Ultimately, the panelists at WCD’s conference believe governments and businesses around the world will have to completely shift their thinking about what is most needed by “mega-cities,” and where the opportunities, and weaknesses, really lie.
“Boards today have to ask management to stress test the supply chain," said Nissan’s Goodspeed. “We are going to run out of natural resources in some areas, but there may be alternate resources in other areas to compensate. We have to ‘stress test’ the possibilities: What if a city grows two or three times faster than you think? What happens to your energy supply? What happens to your supply chain?”
And while we might laugh about comical portrays about the “mega cities” of the future, where lawlessness and deprivation are rampant – the notoriously wretched movie Judge Dredd (see below) comes to mind – in reality, they are already here and growing larger every day.
“Urban growth is surging worldwide and currently, over half the world's population lives in cities,” noted Mohamed Mubarak, an automotive and transportation group industry analyst with research firm Frost & Sullivan, in a special analyst briefing last year.
Mubarak said the spatial expansion of cities and the resultant change in mobility patterns will foster new modes of commuting and a broader shift towards eco-friendly transportation. On top of that, there will be more demand for “integrated mobility” and more regulations governing vehicular movement, he explained.
And it’s not all about transportation, either.
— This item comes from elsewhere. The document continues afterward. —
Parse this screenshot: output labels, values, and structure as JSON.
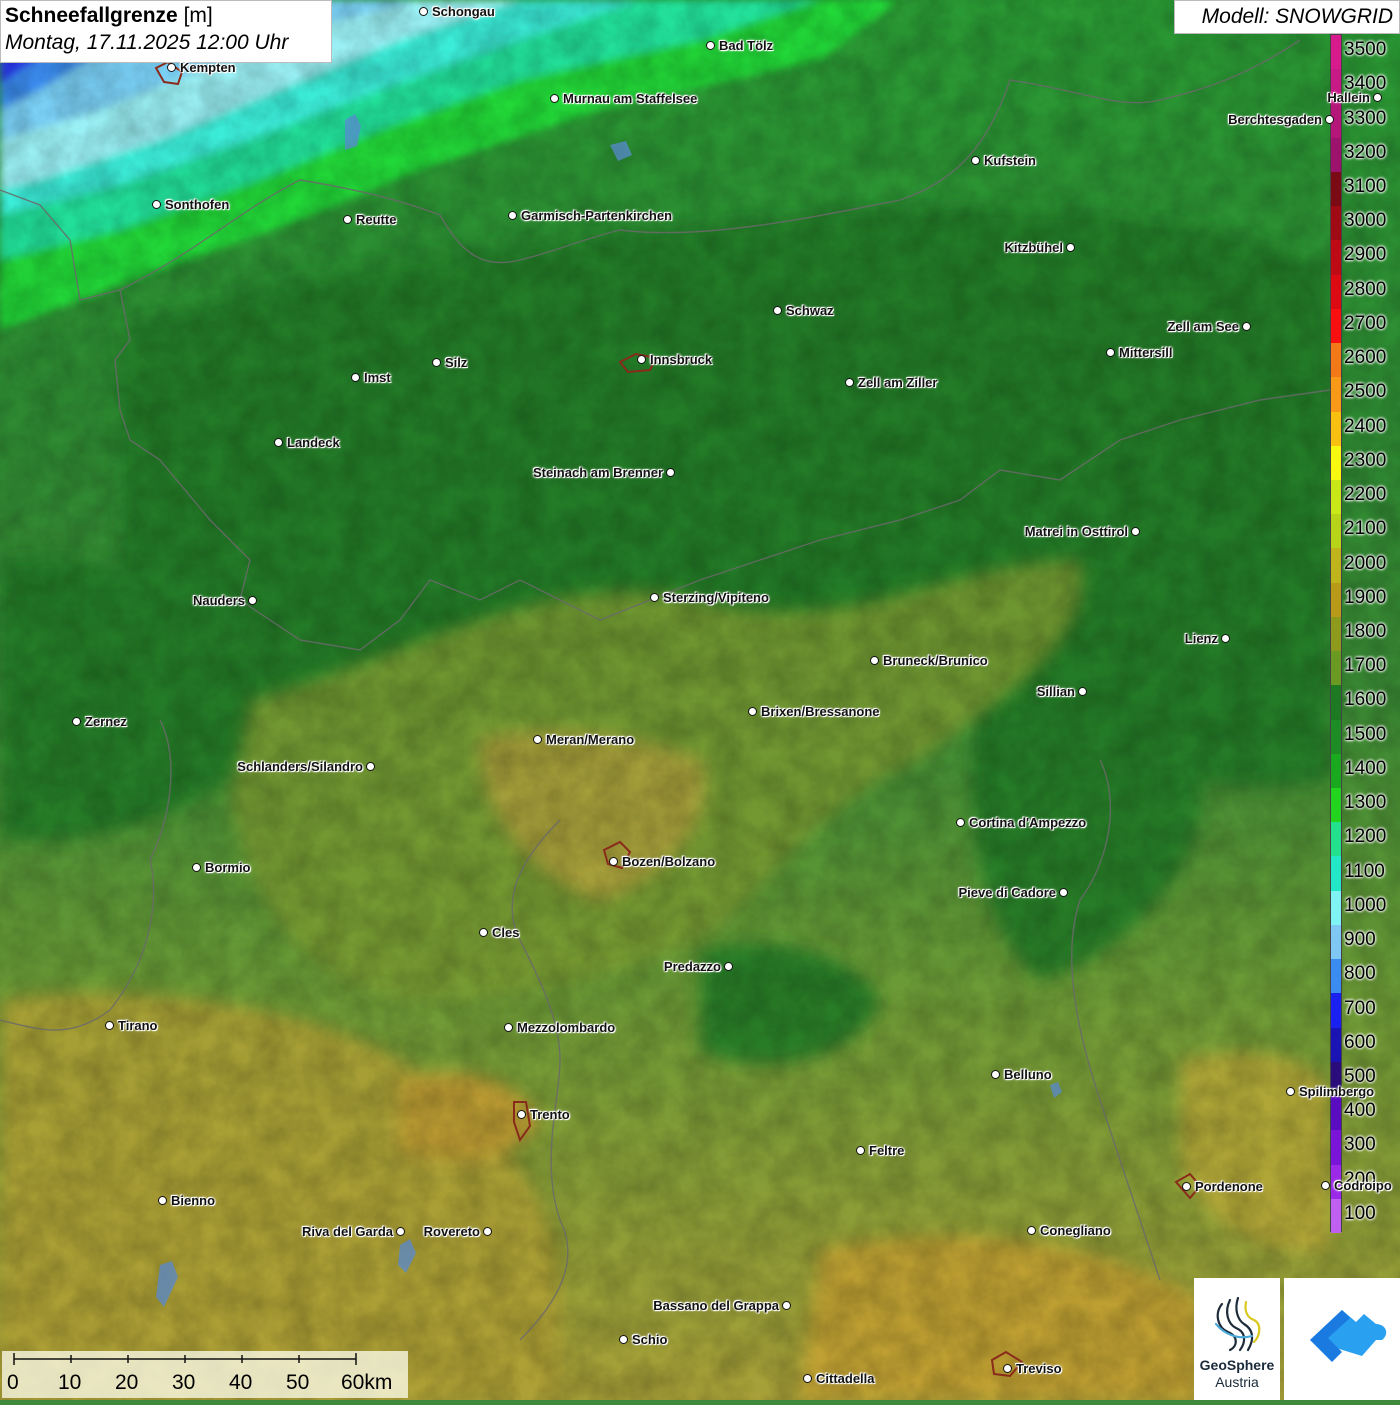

Urbanization expert Dr. Willfried Wienholt, for one, believes future urban development strategies must give greater consideration to the principle of sustainability as, between now and 2030, 90% of global population growth will occur in cities.
Wienholt’s research indicates that an additional two billion inhabitants will move into urban centers in Asia, Africa, Latin America and the Middle East during this period, putting a huge strain on infrastructure and the environment.
Consider water, for example, Wienholt said. Cities already consume 60% of all drinking water worldwide, either directly or indirectly as water for raising food products. With regard to energy, the state of São Paulo—the largest urban area in South America—accounts for 60% of total energy consumption in Brazil.
“Suitable housing and access to clean drinking water for all, power supplies and transport systems that are as efficient and environmentally friendly as possible, and land use and construction projects that proceed in accordance with the principle of sustainability, will all be required,” said Wienholt.
Transportation in particular will be strongly affected by all of this, Frost & Sullivan’s Mubarak stressed.
“There will be a strong and steady growth in demand for conventional vehicles in the developing economies whereas the cities of the developed economies will undergo a transformation, witnessing the trial of a series of personal mobility concepts ranging from bicycle hire programs to on demand personal mobility services on a larger scale,” he pointed out. “The vehicle ownership trends in these cities will see a higher adoption of bikes, electric vehicles, city-centric cars and other forms of compact motorized vehicles not seen before.”
So whether the “mega cities” of the future go “feral” or develop far more pleasant characteristics instead, one thing is for certain: they are here now and they will only get larger. That means transportation and logistics experts from across the spectrum need to start thinking now about how they will adapt in order to serve the growing number of ever more massive urban centers in the none to distant future.